“It feels so good to be connected again.” This was the sentiment at Majuro airport on Sunday evening as the first regular flight from Brisbane arrived following opening of the borders last month. Passengers landed with big smiles as they were greeted with warm Marshallese hospitality.
In partnership with Nauru Airlines, the Australian government is supporting “the Australia-North Pacific Connector” — an every-two-week flight route between Brisbane, Nauru, Tarawa, Majuro and Pohnpei. Nauru Airlines was operating a similar route on a weekly basis prior to Covid and halted the service in March 2020.

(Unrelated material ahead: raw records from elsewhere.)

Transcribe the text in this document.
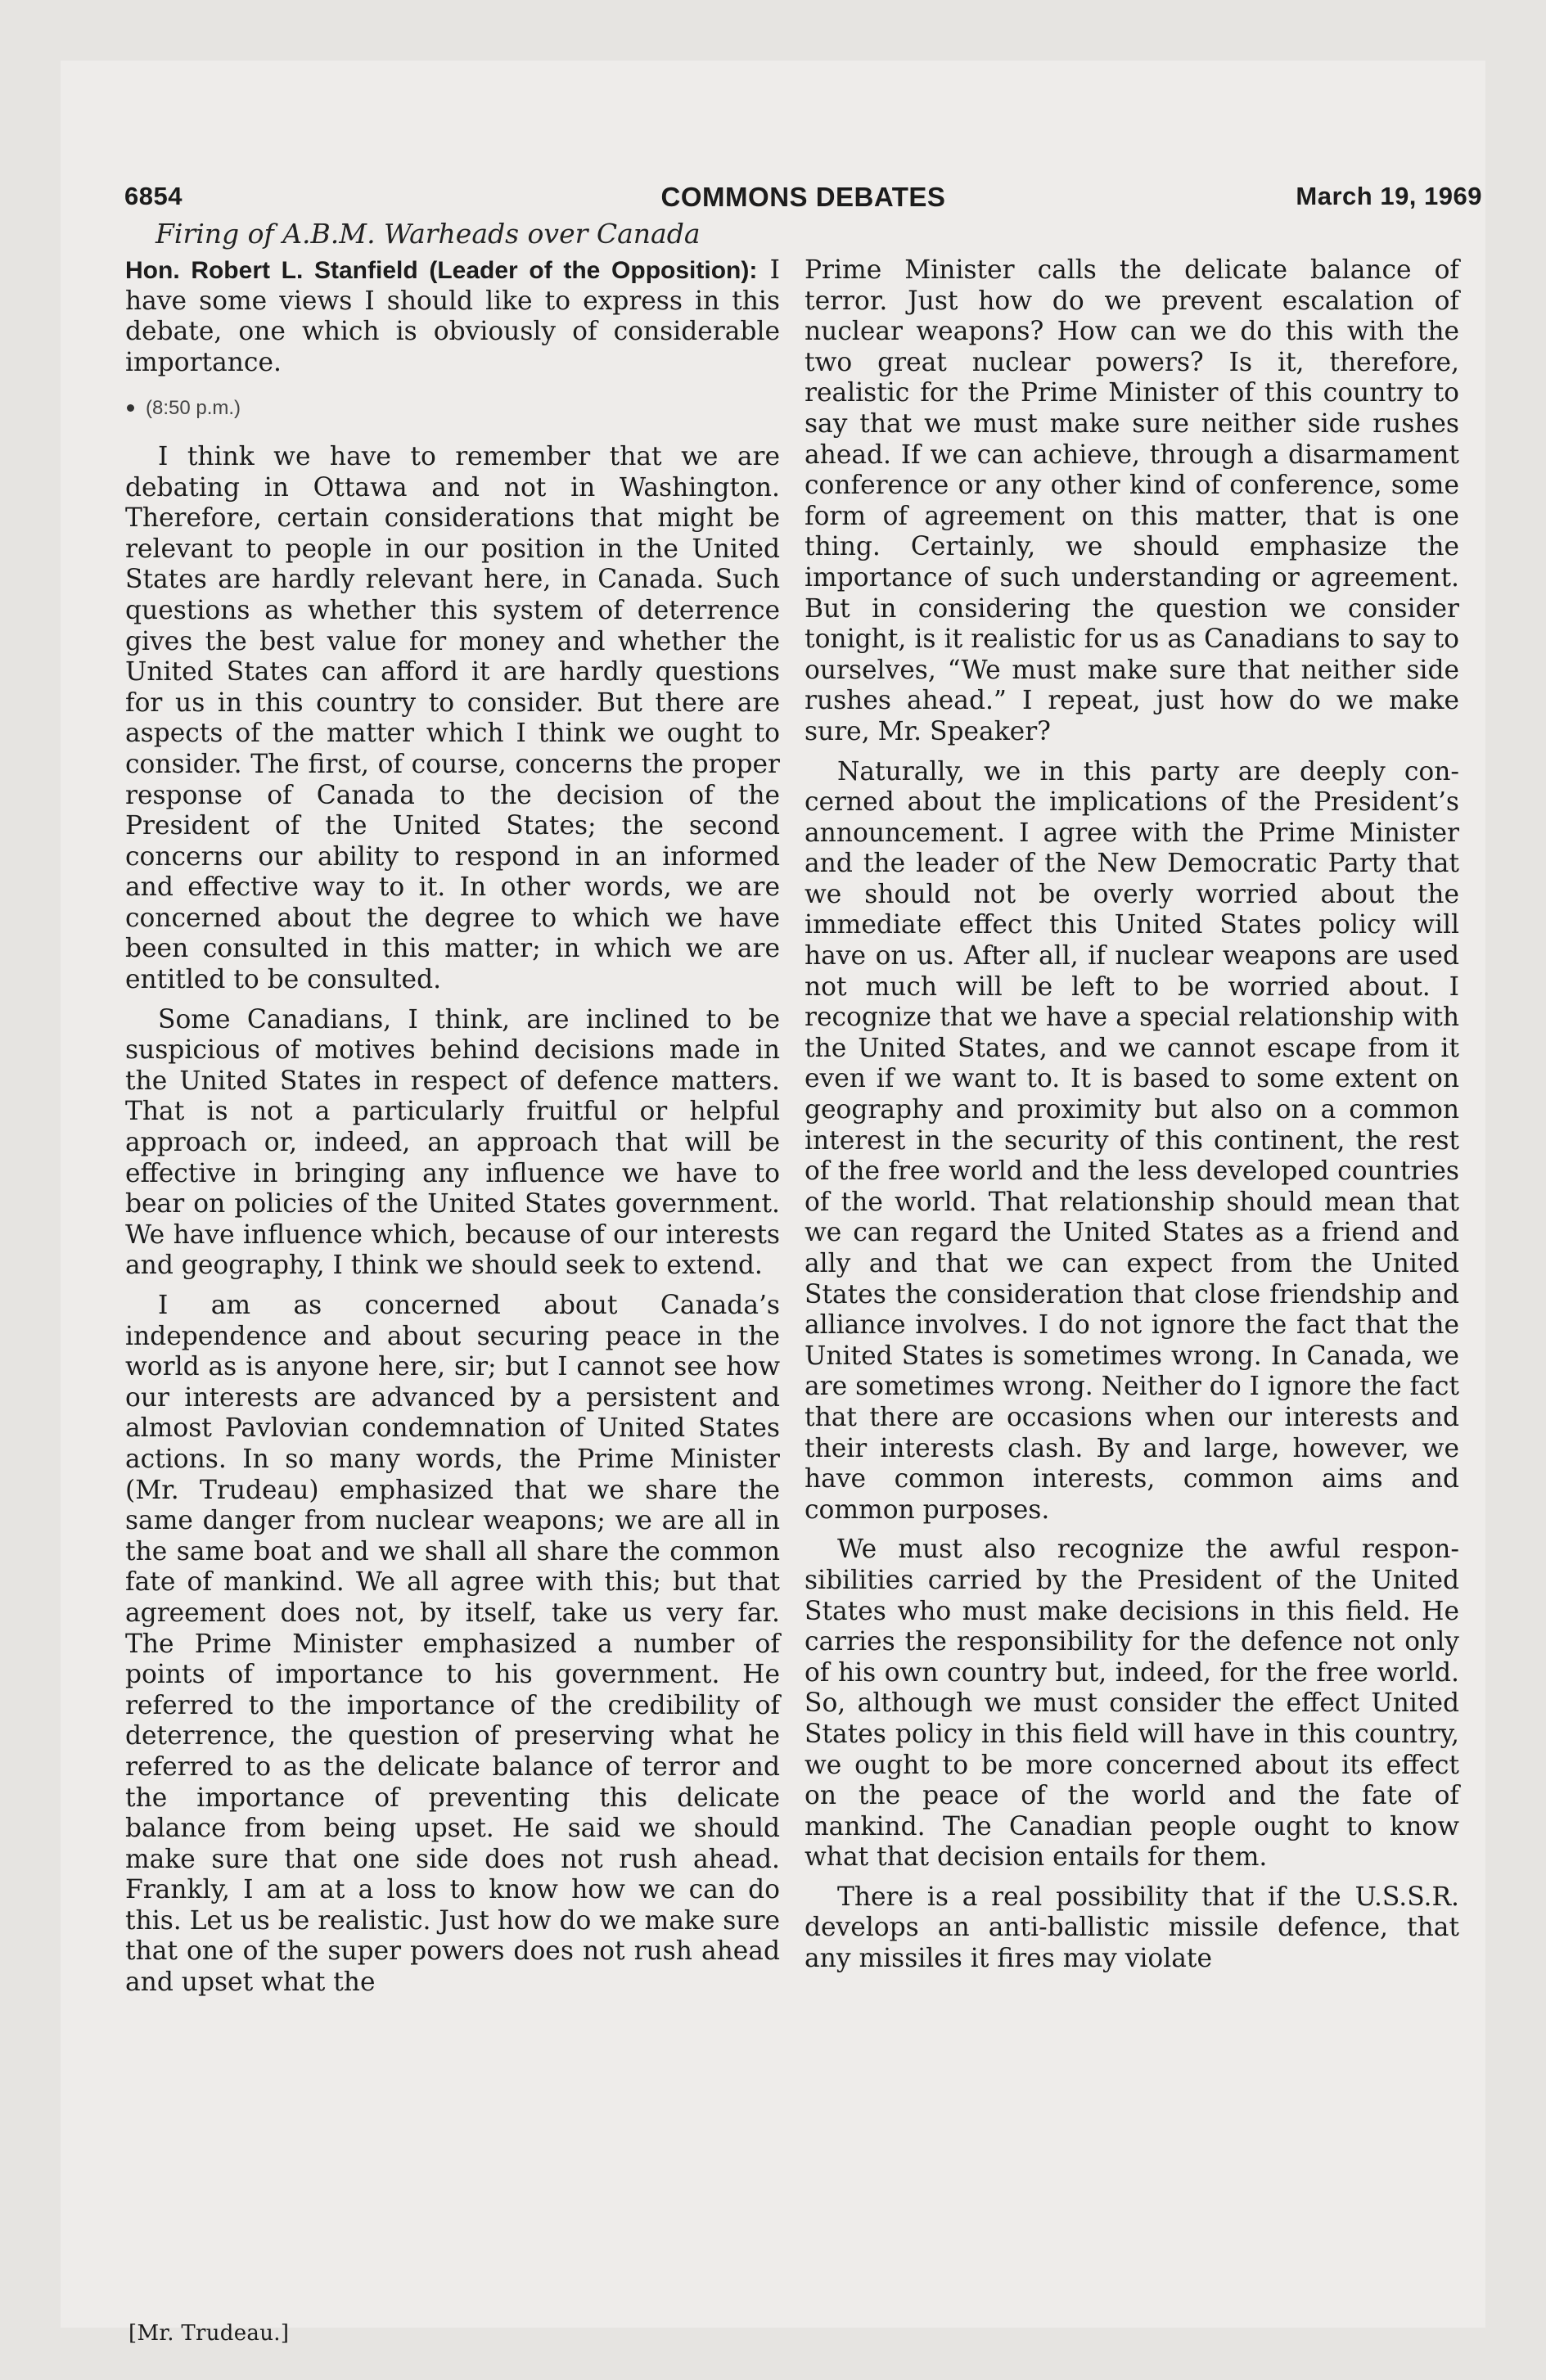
6854	COMMONS DEBATES	March 19, 1969
Firing of A.B.M. Warheads over Canada

Hon. Robert L. Stanfield (Leader of the Opposition): I have some views I should like to express in this debate, one which is obviously of considerable importance.

(8:50 p.m.)

I think we have to remember that we are debating in Ottawa and not in Washington. Therefore, certain considerations that might be relevant to people in our position in the United States are hardly relevant here, in Canada. Such questions as whether this system of deterrence gives the best value for money and whether the United States can afford it are hardly questions for us in this country to consider. But there are aspects of the matter which I think we ought to consider. The first, of course, concerns the proper response of Canada to the decision of the President of the United States; the second concerns our ability to respond in an informed and effective way to it. In other words, we are concerned about the degree to which we have been consulted in this matter; in which we are entitled to be consulted.

Some Canadians, I think, are inclined to be suspicious of motives behind decisions made in the United States in respect of defence matters. That is not a particularly fruitful or helpful approach or, indeed, an approach that will be effective in bringing any influence we have to bear on policies of the United States government. We have influence which, because of our interests and geography, I think we should seek to extend.

I am as concerned about Canada’s independence and about securing peace in the world as is anyone here, sir; but I cannot see how our interests are advanced by a persistent and almost Pavlovian condemnation of United States actions. In so many words, the Prime Minister (Mr. Trudeau) emphasized that we share the same danger from nuclear weapons; we are all in the same boat and we shall all share the common fate of mankind. We all agree with this; but that agreement does not, by itself, take us very far. The Prime Minister emphasized a number of points of importance to his government. He referred to the importance of the credibility of deterrence, the question of preserving what he referred to as the delicate balance of terror and the importance of preventing this delicate balance from being upset. He said we should make sure that one side does not rush ahead. Frankly, I am at a loss to know how we can do this. Let us be realistic. Just how do we make sure that one of the super powers does not rush ahead and upset what the

Prime Minister calls the delicate balance of terror. Just how do we prevent escalation of nuclear weapons? How can we do this with the two great nuclear powers? Is it, therefore, realistic for the Prime Minister of this country to say that we must make sure neither side rushes ahead. If we can achieve, through a disarmament conference or any other kind of conference, some form of agreement on this matter, that is one thing. Certainly, we should emphasize the importance of such understanding or agreement. But in considering the question we consider tonight, is it realistic for us as Canadians to say to ourselves, “We must make sure that neither side rushes ahead.” I repeat, just how do we make sure, Mr. Speaker?

Naturally, we in this party are deeply concerned about the implications of the President’s announcement. I agree with the Prime Minister and the leader of the New Democratic Party that we should not be overly worried about the immediate effect this United States policy will have on us. After all, if nuclear weapons are used not much will be left to be worried about. I recognize that we have a special relationship with the United States, and we cannot escape from it even if we want to. It is based to some extent on geography and proximity but also on a common interest in the security of this continent, the rest of the free world and the less developed countries of the world. That relationship should mean that we can regard the United States as a friend and ally and that we can expect from the United States the consideration that close friendship and alliance involves. I do not ignore the fact that the United States is sometimes wrong. In Canada, we are sometimes wrong. Neither do I ignore the fact that there are occasions when our interests and their interests clash. By and large, however, we have common interests, common aims and common purposes.

We must also recognize the awful responsibilities carried by the President of the United States who must make decisions in this field. He carries the responsibility for the defence not only of his own country but, indeed, for the free world. So, although we must consider the effect United States policy in this field will have in this country, we ought to be more concerned about its effect on the peace of the world and the fate of mankind. The Canadian people ought to know what that decision entails for them.

There is a real possibility that if the U.S.S.R. develops an anti-ballistic missile defence, that any missiles it fires may violate

[Mr. Trudeau.]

The Australian government will help financially support the route, if needed, during the initial re-establishment phase.
“Connectivity is critical in the Pacific,” said Ambassador Brek Batley, who was at the airport Sunday in no small part to welcome his mother, Christine Batley, making her first visit to the Marshall Islands. “This is about bringing our peoples together and rejoining families. But it’s also about creating opportunities, whether in tourism, trade, or services like education. Let’s see if we can get more Australian fruit or lamb regularly on the shelves in the supermarkets? And we’ll continue to explore how this flight route might support Marshall Islands’ fish exports or the movement of workers into or out of RMI. We must work creatively together which will help regional economic growth.”

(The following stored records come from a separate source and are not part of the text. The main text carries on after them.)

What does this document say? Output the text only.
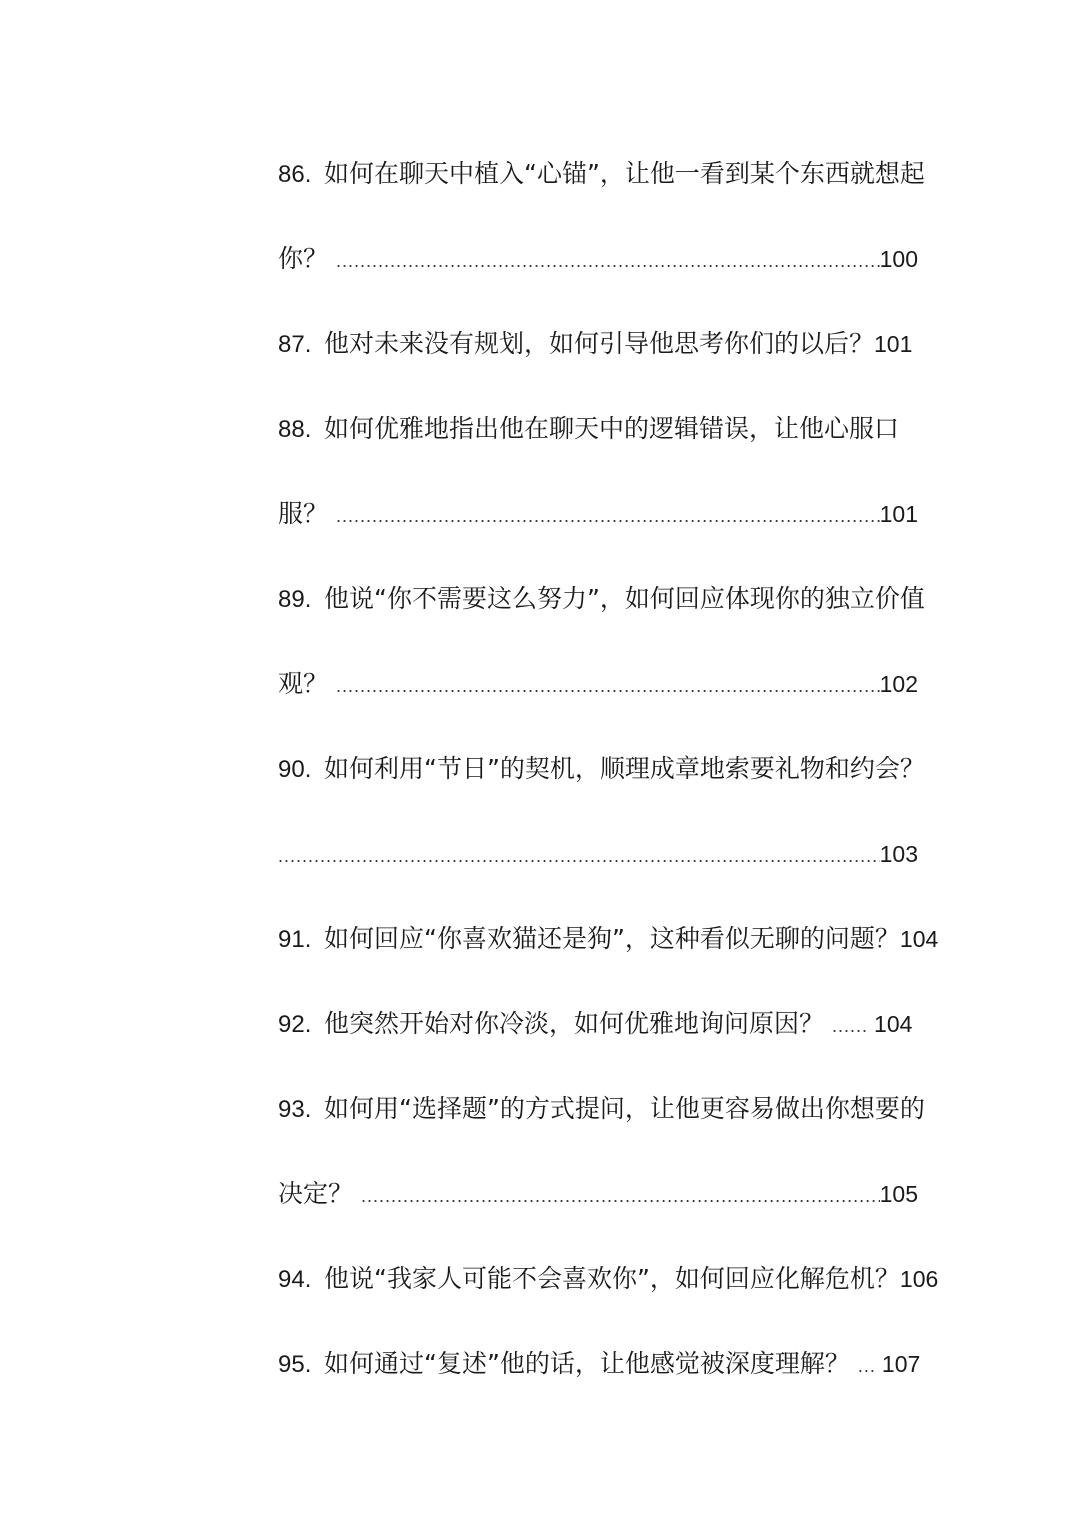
86. 如何在聊天中植入“心锚”，让他一看到某个东西就想起
你？ .....	100
87. 他对未来没有规划，如何引导他思考你们的以后？ 101
88. 如何优雅地指出他在聊天中的逻辑错误，让他心服口
服？ .....	101
89. 他说“你不需要这么努力”，如何回应体现你的独立价值
观？ .....	102
90. 如何利用“节日”的契机，顺理成章地索要礼物和约会？
.....
103
91. 如何回应“你喜欢猫还是狗”，这种看似无聊的问题？ 104
92. 他突然开始对你冷淡，如何优雅地询问原因？ ...... 104
93. 如何用“选择题”的方式提问，让他更容易做出你想要的
决定？ .....	105
94. 他说“我家人可能不会喜欢你”，如何回应化解危机？ 106
95. 如何通过“复述”他的话，让他感觉被深度理解？ ... 107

The Office of Commerce, Investment and Tourism (OCIT) and the Australian Embassy laid out a red carpet welcome for the passengers and crew on the Nauru Airlines flight. They lined up many of the Miss Marshall Islands contestants to join in the welcome gathering that featured leis and fresh coconuts for the arrivals.
Australia’s Pacific Flights Program has supported over 450 flights in the Pacific during the Covid-19 pandemic, across 14 routes and 10 countries. This has helped to keep communities connected, maintain supply chains, and deliver critical medicines, said the ambassador. The program also supports key flight routes to be re-established, reducing financial risk for airlines in the initial phase.

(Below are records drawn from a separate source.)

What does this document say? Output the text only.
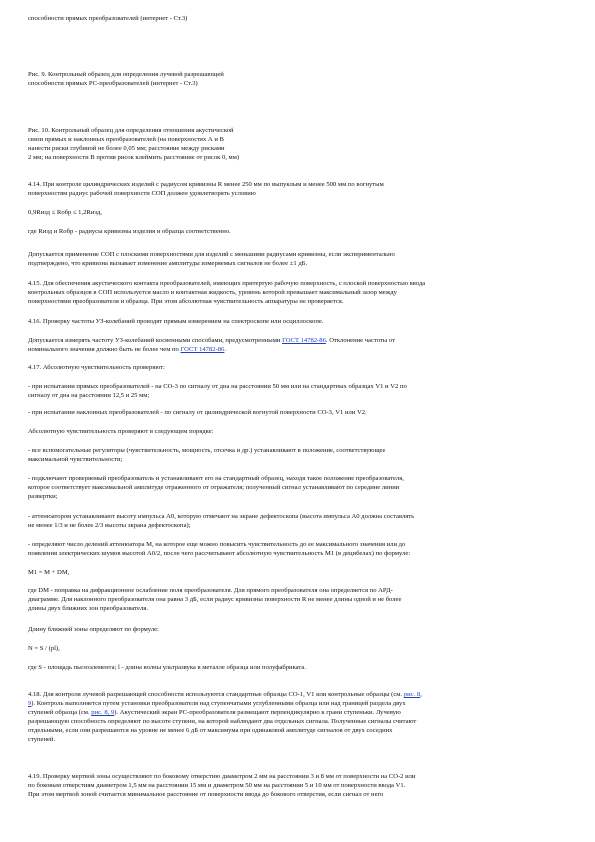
способности прямых преобразователей (интернет - Ст.3)
Рис. 9. Контрольный образец для определения лучевой разрешающей
способности прямых РС-преобразователей (интернет - Ст.3)
Рис. 10. Контрольный образец для определения отношения акустической
связи прямых и наклонных преобразователей (на поверхностях А и В
нанести риски глубиной не более 0,05 мм; расстояние между рисками
2 мм; на поверхности В против рисок клеймить расстояние от рисок 0, мм)
4.14. При контроле цилиндрических изделий с радиусом кривизны R менее 250 мм по выпуклым и менее 500 мм по вогнутым
поверхностям радиус рабочей поверхности СОП должен удовлетворять условию
0,9Rизд ≤ Rобр ≤ 1,2Rизд,
где Rизд и Rобр - радиусы кривизны изделия и образца соответственно.
Допускается применение СОП с плоскими поверхностями для изделий с меньшими радиусами кривизны, если экспериментально
подтверждено, что кривизна вызывает изменение амплитуды измеряемых сигналов не более ±1 дБ.
4.15. Для обеспечения акустического контакта преобразователей, имеющих притертую рабочую поверхность, с плоской поверхностью ввода
контрольных образцов в СОП используется масло и контактная жидкость, уровень которой превышает максимальный зазор между
поверхностями преобразователя и образца. При этом абсолютная чувствительность аппаратуры не проверяется.
4.16. Проверку частоты УЗ-колебаний проводят прямым измерением на спектроскопе или осциллоскопе.
Допускается измерять частоту УЗ-колебаний косвенными способами, предусмотренными ГОСТ 14782-86. Отклонение частоты от
номинального значения должно быть не более чем по ГОСТ 14782-86.
4.17. Абсолютную чувствительность проверяют:
- при испытании прямых преобразователей - на СО-3 по сигналу от дна на расстоянии 50 мм или на стандартных образцах V1 и V2 по
сигналу от дна на расстоянии 12,5 и 25 мм;
- при испытании наклонных преобразователей - по сигналу от цилиндрической вогнутой поверхности СО-3, V1 или V2.
Абсолютную чувствительность проверяют в следующем порядке:
- все вспомогательные регуляторы (чувствительность, мощность, отсечка и др.) устанавливают в положение, соответствующее
максимальной чувствительности;
- подключают проверяемый преобразователь и устанавливают его на стандартный образец, находя такое положение преобразователя,
которое соответствует максимальной амплитуде отраженного от отражателя; полученный сигнал устанавливают по середине линии
развертки;
- аттенюатором устанавливают высоту импульса А0, которую отмечают на экране дефектоскопа (высота импульса А0 должна составлять
не менее 1/3 и не более 2/3 высоты экрана дефектоскопа);
- определяют число делений аттенюатора М, на которое еще можно повысить чувствительность до ее максимального значения или до
появления электрических шумов высотой A0/2, после чего рассчитывают абсолютную чувствительность М1 (в децибелах) по формуле:
M1 = M + DM,
где DM - поправка на дифракционное ослабление поля преобразователя. Для прямого преобразователя она определяется по АРД-
диаграмме. Для наклонного преобразователя она равна 3 дБ, если радиус кривизны поверхности R не менее длины одной и не более
длины двух ближних зон преобразователя.
Длину ближней зоны определяют по формуле:
N = S / (pl),
где S - площадь пьезоэлемента; l - длина волны ультразвука в металле образца или полуфабриката.
4.18. Для контроля лучевой разрешающей способности используются стандартные образцы СО-1, V1 или контрольные образцы (см. рис. 8,
9). Контроль выполняется путем установки преобразователя над ступенчатыми углубленными образца или над границей раздела двух
ступеней образца (см. рис. 8, 9). Акустический экран РС-преобразователя размещают перпендикулярно к грани ступеньки. Лучевую
разрешающую способность определяют по высоте ступени, на которой наблюдают два отдельных сигнала. Полученные сигналы считают
отдельными, если они разрешаются на уровне не менее 6 дБ от максимума при одинаковой амплитуде сигналов от двух соседних
ступеней.
4.19. Проверку мертвой зоны осуществляют по боковому отверстию диаметром 2 мм на расстоянии 3 и 8 мм от поверхности на СО-2 или
по боковым отверстиям диаметром 1,5 мм на расстоянии 15 мм и диаметром 50 мм на расстоянии 5 и 10 мм от поверхности ввода V1.
При этом мертвой зоной считается минимальное расстояние от поверхности ввода до бокового отверстия, если сигнал от него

“We’re talking to OCIT in Majuro on small steps that might see more Australian tourists returning to these beautiful shores,” Batley said. “Every Australian that visits here, or every Marshallese that visits Brisbane, is one more thread weaved into our joint ‘Jaki ed’. As both of our Foreign Ministers Penny Wong and Kitlang Kabua said, strengthening people-to-people ties is so important to deepen our relationship even further.”
Nauru Airlines next flight arrives October 30.